Hal itu membuat Aldo memandangi Anres, lalu menarik sudut bibirnya. Ia berpikir jika Anres memikirkan apa yang ia ucapkan tadi di loker. “Baguslah.”

Di Rumah Sakit, Pak Larso terlihat sedang menunggu jenazah Rindu yang akan diautopsi.

“Bapak siapanya jenazah?” tanya salah satu dokter yang menangani jenazah Rindu. Di sisi kiri atas terdapat nama dr.Rosa Andrea. Sp.FM.

“Saya paman Rindu, Dok. Bisa saya menemui jenazah?”

Jenazah sedang menjalani pemeriksaan autopsi. Saat Pak Larso masuk, bau aroma kimia tercium dari hidungnya meskipun tidak terlalu menyengat. Ia melihat sebelah kanan terdapat ruang scan karena ada tulisan di atas pintu.

Dokter Rosa memandu untuk berjalan ke ruang depan, yang berhadapan dengan ruang autopsi. Meja jenazah terjajar rapi, terdapat alat pengukur tinggi, gunting, cairan antiseptik tertata rapi di meja.

“Ini, Pak.” Dokter Rosa membuka selimut jenazah yang membungkus Rindu.

Jenazah yang beberapa jam lalu masih sarapan dengan Pak Larso, masih berpamitan dengannya saat berangkat sekolah, masih mengobrol dengan teman-temannya. Kini, bibir biru, tidak bernapas, dan kaku terbujur di atas brankar. Rindu sudah meninggal dunia.

Tawa Rindu saat bersama sahabatnya terekam jelas di kepala Pak Larso. Saat gadis itu pulang malam karena harus bekerja tengah waktu. Saat kelelahan belajar di ruang depan. Saat Pak Larso dengan beringasnya meminta Rindu memenuhi nafsunya.

Semuanya masih terekam jelas. Bagaimana ia meminta Rindu untuk bercumbu kasih dengannya. Menyuruhnya untuk tidak mengatakan apapun pada siapapun.

Pak Larso menangis, ia memegang pundak Rindu dan menggoyang-goyangkan badannya dengan sedikit membungkuk, tapi percuma. Rindu tidak akan bisa bangun lagi. Ia belum sempat meminta maaf atas kesalahannya selama ini. Dosa yang ia perbuat pada Rindu.

“Maaf, Pak. Luka lebam yang ada di tubuh Rindu, apa dia mengalami kekerasan?” tanya Dokter Rosa untuk memastikan analisanya.
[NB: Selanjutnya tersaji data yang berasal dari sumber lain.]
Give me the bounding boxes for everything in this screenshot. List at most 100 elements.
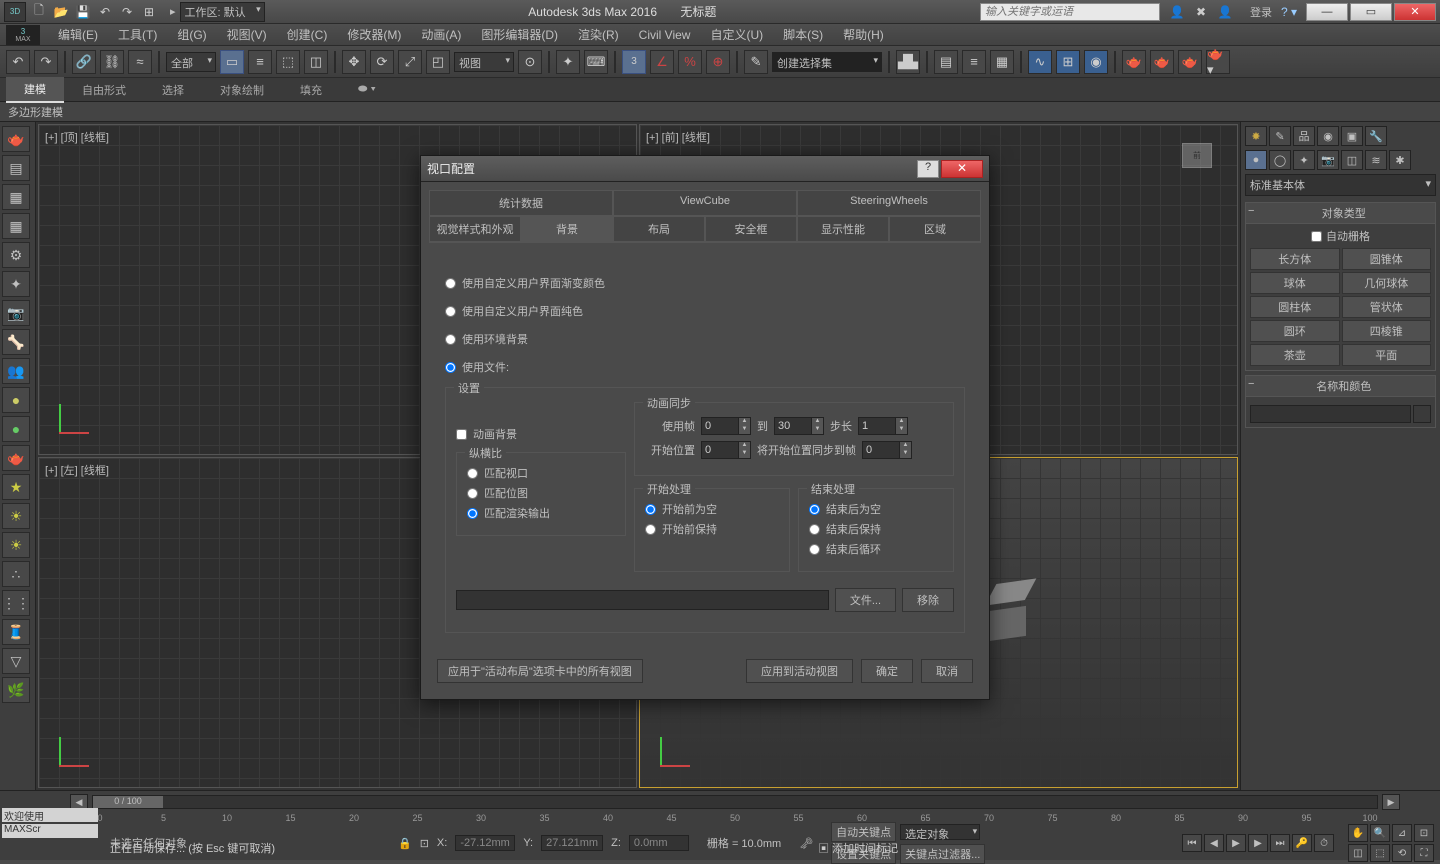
menu-script[interactable]: 脚本(S) <box>773 23 833 46</box>
mirror-button[interactable]: ▟▙ <box>896 50 920 74</box>
autogrid-checkbox[interactable]: 自动栅格 <box>1250 228 1431 244</box>
radio-gradient[interactable]: 使用自定义用户界面渐变颜色 <box>445 275 965 291</box>
radio-end-loop[interactable]: 结束后循环 <box>809 541 943 557</box>
cp-cameras-icon[interactable]: 📷 <box>1317 150 1339 170</box>
menu-render[interactable]: 渲染(R) <box>568 23 629 46</box>
cp-helpers-icon[interactable]: ◫ <box>1341 150 1363 170</box>
keyboard-shortcut-button[interactable]: ⌨ <box>584 50 608 74</box>
radio-start-hold[interactable]: 开始前保持 <box>645 521 779 537</box>
cp-utilities-icon[interactable]: 🔧 <box>1365 126 1387 146</box>
tab-safeframes[interactable]: 安全框 <box>705 216 797 242</box>
radio-match-render[interactable]: 匹配渲染输出 <box>467 505 615 521</box>
window-crossing-button[interactable]: ◫ <box>304 50 328 74</box>
new-icon[interactable]: 🗋 <box>30 3 48 21</box>
grass-icon[interactable]: 🌿 <box>2 677 30 703</box>
pivot-button[interactable]: ⊙ <box>518 50 542 74</box>
app-logo[interactable]: 3D <box>4 2 26 22</box>
tab-stats[interactable]: 统计数据 <box>429 190 613 215</box>
dialog-close-button[interactable]: ✕ <box>941 160 983 178</box>
help-dd-icon[interactable]: ? ▾ <box>1280 3 1298 21</box>
layers-button[interactable]: ≡ <box>962 50 986 74</box>
menu-customize[interactable]: 自定义(U) <box>700 23 773 46</box>
select-rect-button[interactable]: ⬚ <box>276 50 300 74</box>
tab-layout[interactable]: 布局 <box>613 216 705 242</box>
cancel-button[interactable]: 取消 <box>921 659 973 683</box>
tab-steeringwheels[interactable]: SteeringWheels <box>797 190 981 215</box>
nav-orbit-button[interactable]: ⟲ <box>1392 844 1412 862</box>
angle-snap-button[interactable]: ∠ <box>650 50 674 74</box>
nav-region-button[interactable]: ⬚ <box>1370 844 1390 862</box>
obj-torus-button[interactable]: 圆环 <box>1250 320 1340 342</box>
menu-animation[interactable]: 动画(A) <box>411 23 471 46</box>
tab-visual-style[interactable]: 视觉样式和外观 <box>429 216 521 242</box>
sun2-icon[interactable]: ☀ <box>2 532 30 558</box>
login-link[interactable]: 登录 <box>1250 4 1272 20</box>
time-config-button[interactable]: ⏱ <box>1314 834 1334 852</box>
material-button[interactable]: ◉ <box>1084 50 1108 74</box>
render-setup-button[interactable]: 🫖 <box>1122 50 1146 74</box>
close-button[interactable]: ✕ <box>1394 3 1436 21</box>
file-button[interactable]: 文件... <box>835 588 896 612</box>
dialog-help-button[interactable]: ? <box>917 160 939 178</box>
menu-view[interactable]: 视图(V) <box>217 23 277 46</box>
tab-display-perf[interactable]: 显示性能 <box>797 216 889 242</box>
render-button[interactable]: 🫖 <box>1178 50 1202 74</box>
obj-pyramid-button[interactable]: 四棱锥 <box>1342 320 1432 342</box>
obj-geosphere-button[interactable]: 几何球体 <box>1342 272 1432 294</box>
ribbon-tab-freeform[interactable]: 自由形式 <box>64 78 144 102</box>
ribbon-tab-objectpaint[interactable]: 对象绘制 <box>202 78 282 102</box>
unlink-button[interactable]: ⛓ <box>100 50 124 74</box>
obj-teapot-button[interactable]: 茶壶 <box>1250 344 1340 366</box>
schematic-button[interactable]: ⊞ <box>1056 50 1080 74</box>
undo-button[interactable]: ↶ <box>6 50 30 74</box>
tab-regions[interactable]: 区域 <box>889 216 981 242</box>
cp-shapes-icon[interactable]: ◯ <box>1269 150 1291 170</box>
signin-icon[interactable]: 👤 <box>1168 3 1186 21</box>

Pak Larso menegakkan tubuhnya, menatap Dokter Rosa sambil menghapus air matanya. Ia tidak menyangka jika akan mendapat pertanyaan seperti ini.

Ia tidak mungkin mengungkap perbuatannya yang tersembunyi pada dokter yang baru ia kenal. Bukankah ini sama aja Pak Larso harus berbohong? Dokter Rosa juga tidak akan tahu jika Pak Larso membohonginya.

“Ini karena dia terlalu capek, Dok. Dia bekerja setelah pulang sekolah.”

Pak Larso rupanya belum tahu jika Rindu bekerja di tempat Dokter Rosa. Hal ini ditanyakan untuk memastikan hasil analisanya tidak salah. Dokter Rosa mengangguk-angguk.

“Dia bekerja di toko roti, Dok. Mungkin di sana, dia harus membantu mengadoni kue atau kerja berat, jadi membuat lebam di tubuhnya. Saat pulang kerja selalu mengeluh capek, tidak betah.”

“Apa Pak Larso tau? Jika dia bekerja di toko kue saya?” Dokter Rosa menegaskan kata toko kue saya dengan menatap mantap mata Pak Larso.